Já o artigo “Produção do espaço urbano, financeirização e gestão urbana nas metrópoles e cidades na atualidade”, escrito por Paulo Roberto Soares, aborda o tema da produção das cidades e metrópoles brasileiras na atualidade, apontando sua dependência aos processos de globalização e financeirização. Partindo de uma análise sobre os impactos das forças econômicas, políticas e sociais mundializadas no processo de mercantilização e privatização dos espaços urbanos, o autor busca compreender as consequências desse processo na gestão urbana, bem como nas variadas formas de organização e mobilização da sociedade civil na produção de cidades espacial e socialmente justas.

Nossa seção de artigos termina com “As transformações recentes das periferias do vetor sul de Belo Horizonte: quais impactos sobre acessibilidade aos equipamentos urbanos?”. O trabalho tem como contexto o processo de intensificação do espraiamento urbano do vetor sul da capital mineira nos últimos anos. Com o apoio da plataforma Google Places of Interest, Eugênia Cerqueira buscou avaliar a acessibilidade da população aos equipamentos urbanos que vêm sendo instalados no bojo desse processo de expansão.
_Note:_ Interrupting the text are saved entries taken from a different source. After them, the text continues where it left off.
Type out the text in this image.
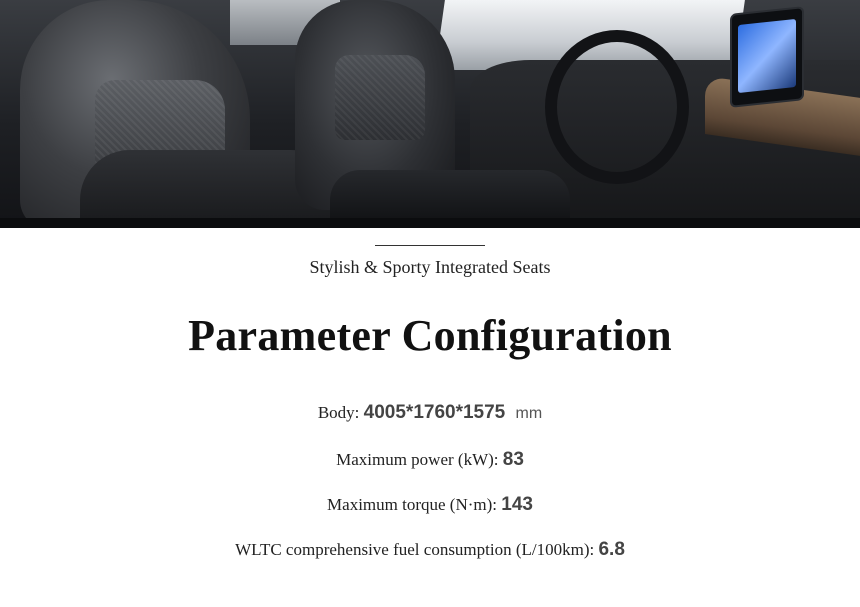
Stylish & Sporty Integrated Seats
Parameter Configuration
Body: 4005*1760*1575 mm
Maximum power (kW): 83
Maximum torque (N·m): 143
WLTC comprehensive fuel consumption (L/100km): 6.8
A hipótese levantada pela autora pressupõe que as dinâmicas pós-suburbanas de expansão periférica poderiam impactar as condições de acessibilidade aos equipamentos.

Na entrevista deste número, Fernanda Petrus e Thaís Velasco conversaram com Luiz Carlos Toledo, arquiteto e urbanista atuante na área da habitação de interesse social e testemunha viva de etapas importantes do planejamento urbano no Brasil. Toledo acumula em seu currículo diversos projetos de significativo impacto social, o que inclui sua atuação na Favela da Rocinha. Nesta entrevista, ele fala sobre esses projetos enquanto reflexo de sua produção técnica e acadêmica, além de resgatar sua trajetória, desde a influência do pai, também arquiteto, até a última de suas aventuras, a criação da Casa de Estudos Urbanos, no Rio de Janeiro.

No texto livre da Seção Especial, o professor Robert Pechman e o fotógrafo Walter Firmo nos fazem passear em “Nas frestas da cidade”. Em uma composição entre imagens do cotidiano urbano e palavras que tematizam liricamente essas imagens, nessa conjugação verbo-visual, podemos encontrar fragmentos de um olhar atento à banalidade, àquilo que é ordinário, àquilo que faz oposição contínua à espetacularização, e que, por isso mesmo, em seus flagrantes, confere uma poética do dia-a-dia e dos (des)encontros na cidade.

O ensaio fotográfico [P]roduzido no Brasil busca, através de registros fotográficos, refletir sobre a desigualdade socioambiental e espacial a partir dos olhares de Igor Chaves e Gabriel Araújo sobre a comunidade Vila Nova Esperança, localizada em São Paulo.

Queremos encerrar a apresentação desta edição especial agradecendo às profissionais cuja colaboração foi fundamental ao longo dos 10 anos de existência da e-metropolis: Ana Carolina Christóvão, Carolina Zuccarelli, Eliana Kuster, Heitor Vianna Moura e Mariana Olinger. É, inclusive, com uma mensagem de Eliana Kuster que apresentamos este número comemorativo. É uma mensagem de alento e de esperança em meio às batalhas que nos esperam. Como escreveu Eliana: Vida longa à e-metropolis!